Comment 4 Harald Schmalzbauer 2017-07-26 07:23:01 UTC
(In reply to Matt Joras from comment #1)

Just wanted too drop a note that I've been using it for a month in a semi-productive machine.
It's working fine, haven't found any regression, but wasn't suffering from the former locking deficiencies also.
So not much weight this note, but worth posting I hope ;-)

-harry
Comment 5 Matt Joras freebsd_committer freebsd_triage 2017-07-26 15:12:54 UTC
Thanks Harry! I appreciate the note and your running the patch :).
Comment 6 Matt Joras freebsd_committer freebsd_triage 2017-07-26 15:14:18 UTC
*** Bug 198580 has been marked as a duplicate of this bug. ***
Comment 7 commit-hook freebsd_committer freebsd_triage 2017-08-15 17:53:11 UTC
A commit references this bug:

Author: mjoras
Date: Tue Aug 15 17:52:37 UTC 2017
New revision: 322548
URL: https://svnweb.freebsd.org/changeset/base/322548

Log:
  Rework vlan(4) locking.

  Previously the locking of vlan(4) interfaces was not very comprehensive.
  Particularly there was very little protection against the destruction of
  active vlan(4) interfaces or concurrent modification of a vlan(4)
  interface. The former readily produced several different panics.

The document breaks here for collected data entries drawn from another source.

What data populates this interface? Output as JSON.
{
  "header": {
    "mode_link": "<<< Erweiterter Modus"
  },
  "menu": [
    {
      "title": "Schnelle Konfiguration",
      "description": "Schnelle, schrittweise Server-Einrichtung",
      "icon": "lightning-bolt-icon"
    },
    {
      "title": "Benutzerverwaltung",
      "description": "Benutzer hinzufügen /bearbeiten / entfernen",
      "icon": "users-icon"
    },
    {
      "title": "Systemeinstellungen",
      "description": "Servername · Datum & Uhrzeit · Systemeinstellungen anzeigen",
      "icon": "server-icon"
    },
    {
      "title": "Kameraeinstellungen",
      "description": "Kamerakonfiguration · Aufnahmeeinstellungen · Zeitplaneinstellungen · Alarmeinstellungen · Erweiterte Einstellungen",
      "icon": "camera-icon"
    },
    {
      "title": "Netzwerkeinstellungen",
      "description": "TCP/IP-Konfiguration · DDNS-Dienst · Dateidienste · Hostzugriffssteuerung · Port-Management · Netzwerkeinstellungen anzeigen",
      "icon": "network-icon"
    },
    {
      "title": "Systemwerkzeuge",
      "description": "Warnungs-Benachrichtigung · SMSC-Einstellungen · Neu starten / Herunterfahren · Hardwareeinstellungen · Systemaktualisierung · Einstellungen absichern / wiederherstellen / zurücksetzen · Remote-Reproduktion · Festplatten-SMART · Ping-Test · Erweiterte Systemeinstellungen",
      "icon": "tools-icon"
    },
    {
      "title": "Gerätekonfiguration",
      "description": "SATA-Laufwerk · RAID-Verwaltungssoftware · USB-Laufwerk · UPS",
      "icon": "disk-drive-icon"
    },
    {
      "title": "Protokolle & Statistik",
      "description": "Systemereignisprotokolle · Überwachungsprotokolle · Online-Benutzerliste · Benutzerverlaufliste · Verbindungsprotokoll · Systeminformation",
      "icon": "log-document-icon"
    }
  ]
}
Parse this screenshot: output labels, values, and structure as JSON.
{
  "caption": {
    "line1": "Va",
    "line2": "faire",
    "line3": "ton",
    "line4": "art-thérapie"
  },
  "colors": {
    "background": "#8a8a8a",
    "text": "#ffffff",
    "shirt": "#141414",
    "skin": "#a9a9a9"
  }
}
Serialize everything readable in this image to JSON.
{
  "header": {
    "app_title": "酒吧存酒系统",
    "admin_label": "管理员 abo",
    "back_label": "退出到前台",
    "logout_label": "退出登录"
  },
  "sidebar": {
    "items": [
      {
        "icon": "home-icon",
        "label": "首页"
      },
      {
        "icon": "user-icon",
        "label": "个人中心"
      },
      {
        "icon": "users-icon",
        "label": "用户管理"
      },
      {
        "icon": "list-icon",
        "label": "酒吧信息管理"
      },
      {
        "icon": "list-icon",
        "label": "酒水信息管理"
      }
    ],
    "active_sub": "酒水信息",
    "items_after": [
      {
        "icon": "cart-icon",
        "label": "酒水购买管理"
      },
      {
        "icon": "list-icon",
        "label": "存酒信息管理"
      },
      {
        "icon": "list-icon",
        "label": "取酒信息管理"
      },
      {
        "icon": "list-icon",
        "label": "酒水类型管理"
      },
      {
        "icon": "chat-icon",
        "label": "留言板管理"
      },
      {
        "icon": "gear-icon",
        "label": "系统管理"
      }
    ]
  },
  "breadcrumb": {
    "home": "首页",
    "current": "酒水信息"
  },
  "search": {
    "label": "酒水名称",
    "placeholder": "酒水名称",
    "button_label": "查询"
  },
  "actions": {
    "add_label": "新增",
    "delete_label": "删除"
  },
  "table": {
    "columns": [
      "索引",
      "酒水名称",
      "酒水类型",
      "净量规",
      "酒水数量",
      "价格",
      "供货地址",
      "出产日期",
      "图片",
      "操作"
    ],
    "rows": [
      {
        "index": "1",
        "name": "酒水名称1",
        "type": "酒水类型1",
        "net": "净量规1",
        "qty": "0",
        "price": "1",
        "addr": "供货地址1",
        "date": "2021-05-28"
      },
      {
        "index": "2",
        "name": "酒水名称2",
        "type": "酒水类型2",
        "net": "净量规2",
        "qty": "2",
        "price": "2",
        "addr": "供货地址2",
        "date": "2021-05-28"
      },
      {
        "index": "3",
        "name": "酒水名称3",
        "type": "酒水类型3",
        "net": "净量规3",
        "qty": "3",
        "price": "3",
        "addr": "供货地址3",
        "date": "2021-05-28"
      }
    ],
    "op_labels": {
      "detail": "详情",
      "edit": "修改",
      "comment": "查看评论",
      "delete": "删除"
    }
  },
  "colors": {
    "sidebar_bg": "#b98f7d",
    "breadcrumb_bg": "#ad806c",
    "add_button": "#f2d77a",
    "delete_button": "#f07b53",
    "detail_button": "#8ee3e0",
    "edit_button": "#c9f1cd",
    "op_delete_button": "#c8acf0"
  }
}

  The changes can be summarized as using two global vlan locks (an
  rmlock(9) and an sx(9)) to protect accesses to the if_vlantrunk field of
  struct ifnet, in addition to other places where global exclusive access
  is required. vlan(4) should now be much more resilient to the destruction
  of active interfaces and concurrent calls into the configuration path.

  PR:	220980
  Reviewed by:	ae, markj, mav, rstone
  Approved by:	rstone (mentor)
  MFC after:	4 weeks
  Sponsored by:	Dell EMC Isilon
  Differential Revision:	https://reviews.freebsd.org/D11370

Changes:
  head/sys/net/if_vlan.c
Comment 8 Matt Joras freebsd_committer freebsd_triage 2017-08-15 18:02:33 UTC
I will MFC this to 11 since it is a trivial merge. I am not going to MFC to 10 or 9 because I would have to MFC it with some other changes to the vlan locking that were never MFC.